Korea und Spanien, Gesang, Kochkunst und Illustration: Im „Kochu Karu" treffen die unterschiedlichsten Länder, Künste und kulinarischen Traditionen in ungewohnten Kombinationen aufeinander.
Im „Kochu Karu" kann es passieren, dass Bin Lee-Zauner Opern-Arien oder Zwanziger-Jahre-Lieder singt und ihr Partner José Miranda Morillo Gerichte wie „Sepia Dumplings mit Mojo Verde" mit frei gemixten Komponenten aus der asiatischen und der mediterranen Küche auf die Teller zaubert. Das Besitzerpaar bringt in jedem Fall seit beinah sechs Jahren vielfältige Talente in sein Restaurant am östlichen Zipfel der Eberswalder Straße ein.

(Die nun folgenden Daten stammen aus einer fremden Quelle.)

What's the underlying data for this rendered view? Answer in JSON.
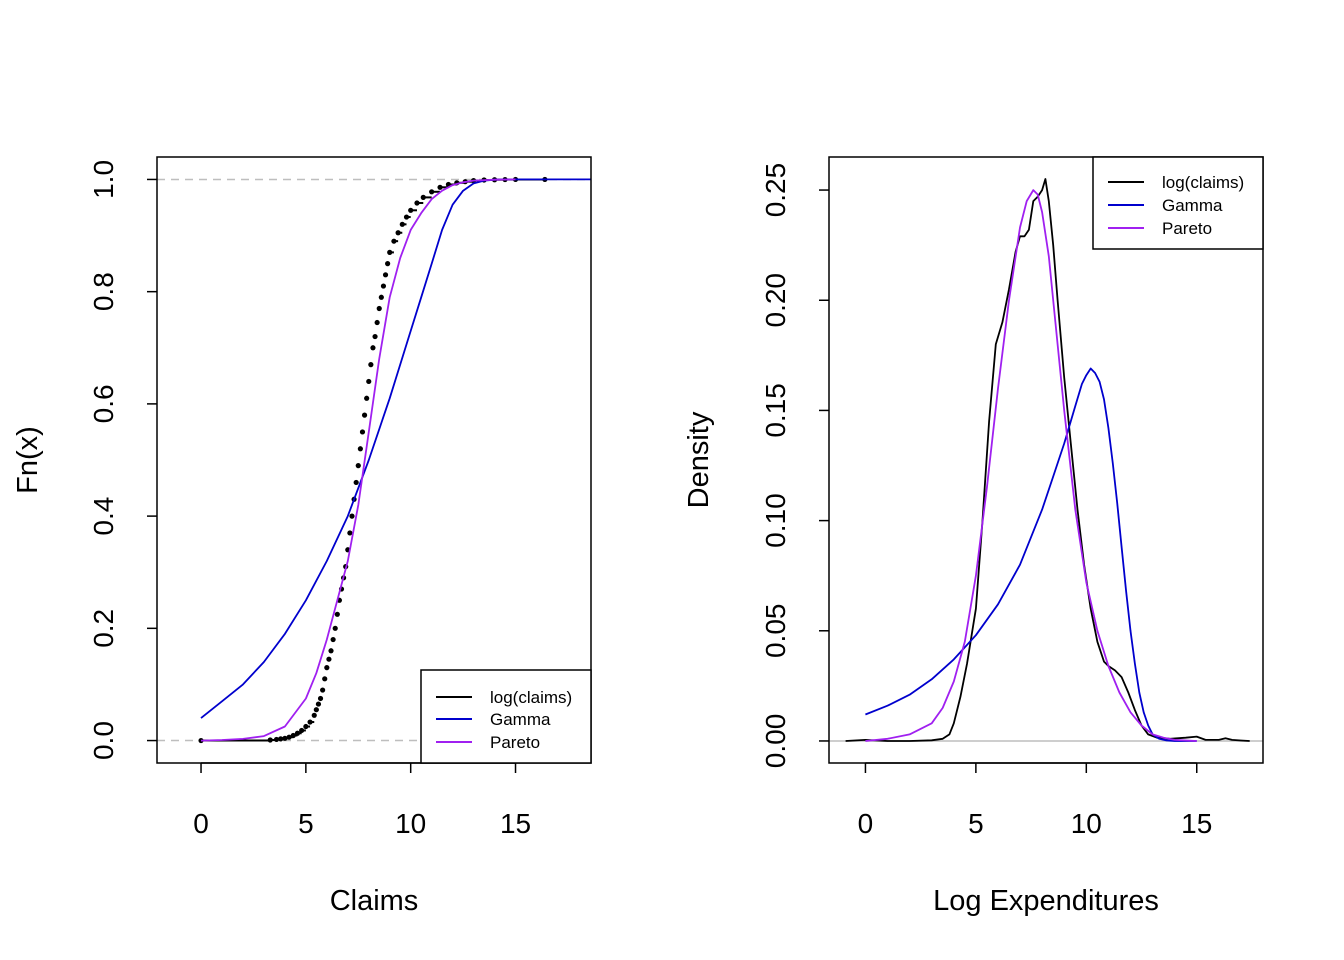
{
  "chart_data": [
    {
      "type": "line",
      "title": "",
      "xlabel": "Claims",
      "ylabel": "Fn(x)",
      "xlim": [
        -2.1,
        18.6
      ],
      "ylim": [
        -0.04,
        1.04
      ],
      "x_ticks": [
        "0",
        "5",
        "10",
        "15"
      ],
      "x_tick_values": [
        0,
        5,
        10,
        15
      ],
      "y_ticks": [
        "0.0",
        "0.2",
        "0.4",
        "0.6",
        "0.8",
        "1.0"
      ],
      "y_tick_values": [
        0.0,
        0.2,
        0.4,
        0.6,
        0.8,
        1.0
      ],
      "reference_lines_y": [
        0,
        1
      ],
      "legend": {
        "position": "bottom-right",
        "entries": [
          "log(claims)",
          "Gamma",
          "Pareto"
        ]
      },
      "colors": {
        "empirical": "#000000",
        "gamma": "#0000CD",
        "pareto": "#A020F0",
        "reference": "#BEBEBE"
      },
      "series": [
        {
          "name": "log(claims)",
          "style": "ecdf-points",
          "x": [
            0.0,
            3.3,
            3.6,
            3.8,
            4.0,
            4.2,
            4.4,
            4.6,
            4.8,
            5.0,
            5.2,
            5.4,
            5.5,
            5.6,
            5.7,
            5.8,
            5.9,
            6.0,
            6.1,
            6.2,
            6.3,
            6.4,
            6.5,
            6.6,
            6.7,
            6.8,
            6.9,
            7.0,
            7.1,
            7.2,
            7.3,
            7.4,
            7.5,
            7.6,
            7.7,
            7.8,
            7.9,
            8.0,
            8.1,
            8.2,
            8.3,
            8.4,
            8.5,
            8.6,
            8.7,
            8.8,
            8.9,
            9.0,
            9.2,
            9.4,
            9.6,
            9.8,
            10.0,
            10.3,
            10.6,
            11.0,
            11.4,
            11.8,
            12.2,
            12.6,
            13.0,
            13.5,
            14.0,
            14.5,
            15.0,
            16.4
          ],
          "y": [
            0.0,
            0.001,
            0.002,
            0.003,
            0.004,
            0.006,
            0.009,
            0.013,
            0.018,
            0.025,
            0.033,
            0.045,
            0.055,
            0.065,
            0.075,
            0.09,
            0.11,
            0.13,
            0.145,
            0.16,
            0.18,
            0.2,
            0.225,
            0.25,
            0.27,
            0.29,
            0.31,
            0.34,
            0.37,
            0.4,
            0.43,
            0.46,
            0.49,
            0.52,
            0.55,
            0.58,
            0.61,
            0.64,
            0.67,
            0.7,
            0.72,
            0.745,
            0.77,
            0.79,
            0.81,
            0.83,
            0.85,
            0.87,
            0.89,
            0.905,
            0.92,
            0.933,
            0.945,
            0.958,
            0.968,
            0.978,
            0.986,
            0.991,
            0.994,
            0.996,
            0.998,
            0.999,
            0.9995,
            0.9998,
            1.0,
            1.0
          ]
        },
        {
          "name": "Gamma",
          "style": "line",
          "x": [
            0,
            1,
            2,
            3,
            4,
            5,
            6,
            7,
            8,
            9,
            10,
            10.5,
            11,
            11.5,
            12,
            12.5,
            13,
            13.5,
            14,
            15,
            16,
            17,
            18.6
          ],
          "y": [
            0.04,
            0.07,
            0.1,
            0.14,
            0.19,
            0.25,
            0.32,
            0.4,
            0.5,
            0.61,
            0.73,
            0.79,
            0.85,
            0.91,
            0.955,
            0.98,
            0.993,
            0.998,
            0.9995,
            1.0,
            1.0,
            1.0,
            1.0
          ]
        },
        {
          "name": "Pareto",
          "style": "line",
          "x": [
            0,
            1,
            2,
            3,
            4,
            5,
            5.5,
            6,
            6.5,
            7,
            7.5,
            8,
            8.5,
            9,
            9.5,
            10,
            10.5,
            11,
            11.5,
            12,
            12.5,
            13,
            14,
            15
          ],
          "y": [
            0.0,
            0.001,
            0.003,
            0.008,
            0.025,
            0.075,
            0.12,
            0.18,
            0.25,
            0.32,
            0.42,
            0.55,
            0.68,
            0.79,
            0.86,
            0.91,
            0.94,
            0.965,
            0.98,
            0.99,
            0.995,
            0.998,
            0.9995,
            1.0
          ]
        }
      ]
    },
    {
      "type": "line",
      "title": "",
      "xlabel": "Log Expenditures",
      "ylabel": "Density",
      "xlim": [
        -1.65,
        18.0
      ],
      "ylim": [
        -0.01,
        0.265
      ],
      "x_ticks": [
        "0",
        "5",
        "10",
        "15"
      ],
      "x_tick_values": [
        0,
        5,
        10,
        15
      ],
      "y_ticks": [
        "0.00",
        "0.05",
        "0.10",
        "0.15",
        "0.20",
        "0.25"
      ],
      "y_tick_values": [
        0.0,
        0.05,
        0.1,
        0.15,
        0.2,
        0.25
      ],
      "reference_lines_y": [
        0
      ],
      "legend": {
        "position": "top-right",
        "entries": [
          "log(claims)",
          "Gamma",
          "Pareto"
        ]
      },
      "colors": {
        "empirical": "#000000",
        "gamma": "#0000CD",
        "pareto": "#A020F0",
        "reference": "#BEBEBE"
      },
      "series": [
        {
          "name": "log(claims)",
          "style": "line",
          "x": [
            -0.9,
            0.0,
            1.0,
            2.0,
            3.0,
            3.5,
            3.8,
            4.0,
            4.3,
            4.6,
            5.0,
            5.3,
            5.6,
            5.9,
            6.2,
            6.5,
            6.8,
            7.0,
            7.2,
            7.4,
            7.6,
            7.8,
            8.0,
            8.15,
            8.3,
            8.5,
            8.7,
            9.0,
            9.3,
            9.6,
            9.9,
            10.2,
            10.5,
            10.8,
            11.0,
            11.3,
            11.6,
            11.9,
            12.2,
            12.5,
            12.8,
            13.2,
            13.8,
            14.5,
            15.0,
            15.4,
            16.0,
            16.3,
            16.6,
            17.0,
            17.4
          ],
          "y": [
            0.0,
            0.0005,
            0.0,
            0.0,
            0.0003,
            0.001,
            0.003,
            0.008,
            0.02,
            0.035,
            0.06,
            0.1,
            0.145,
            0.18,
            0.19,
            0.205,
            0.222,
            0.229,
            0.229,
            0.232,
            0.245,
            0.247,
            0.25,
            0.255,
            0.245,
            0.225,
            0.2,
            0.165,
            0.135,
            0.105,
            0.08,
            0.06,
            0.045,
            0.036,
            0.034,
            0.032,
            0.029,
            0.022,
            0.014,
            0.007,
            0.003,
            0.0015,
            0.001,
            0.0015,
            0.002,
            0.0005,
            0.0005,
            0.0012,
            0.0005,
            0.0002,
            0.0
          ]
        },
        {
          "name": "Gamma",
          "style": "line",
          "x": [
            0,
            1,
            2,
            3,
            4,
            5,
            6,
            7,
            8,
            8.5,
            9,
            9.5,
            9.8,
            10.0,
            10.2,
            10.4,
            10.6,
            10.8,
            11.0,
            11.2,
            11.4,
            11.6,
            11.8,
            12.0,
            12.2,
            12.4,
            12.6,
            12.8,
            13.0,
            13.3,
            13.6,
            14.0,
            15.0
          ],
          "y": [
            0.012,
            0.016,
            0.021,
            0.028,
            0.037,
            0.048,
            0.062,
            0.08,
            0.105,
            0.12,
            0.135,
            0.152,
            0.162,
            0.166,
            0.169,
            0.167,
            0.163,
            0.155,
            0.142,
            0.126,
            0.108,
            0.088,
            0.068,
            0.05,
            0.035,
            0.022,
            0.013,
            0.007,
            0.003,
            0.001,
            0.0003,
            0.0,
            0.0
          ]
        },
        {
          "name": "Pareto",
          "style": "line",
          "x": [
            0,
            1,
            2,
            3,
            3.5,
            4,
            4.5,
            5,
            5.5,
            6,
            6.5,
            7,
            7.3,
            7.6,
            7.8,
            8.0,
            8.3,
            8.6,
            9.0,
            9.5,
            10.0,
            10.5,
            11.0,
            11.5,
            12.0,
            12.5,
            13.0,
            13.5,
            14.0,
            15.0
          ],
          "y": [
            0.0,
            0.001,
            0.003,
            0.008,
            0.015,
            0.027,
            0.045,
            0.075,
            0.115,
            0.16,
            0.2,
            0.233,
            0.245,
            0.25,
            0.248,
            0.24,
            0.22,
            0.19,
            0.15,
            0.105,
            0.072,
            0.05,
            0.034,
            0.022,
            0.013,
            0.007,
            0.003,
            0.0015,
            0.0005,
            0.0
          ]
        }
      ]
    }
  ]
}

Da sind ja schon „Hänsel und Gretel"! „Bini", wie Bin Lee-Zauner allenthalben genannt wird, hat uns das nach den Märchen-Geschwistern benannte Pilzgericht serviert. Aus einer Kakao-Erde mit Shiitake-Marmelade, gegrillten Seitlingen und eingelegten Sommertrüffeln sprießt ein kleiner Enoki-Wald. Die schlanken asiatischen Pilze sind ein cremeweißer Hingucker. Sie schmecken leicht metallisch und ergänzen die krümelige braune „Erde" um eine bemerkenswerte Note. Sie wird aus getrockneten und gemahlenen Endstücken der Pilze und gestampften Kakaobohnen gefertigt und gibt den Pilzaromen eine solide Grundlage.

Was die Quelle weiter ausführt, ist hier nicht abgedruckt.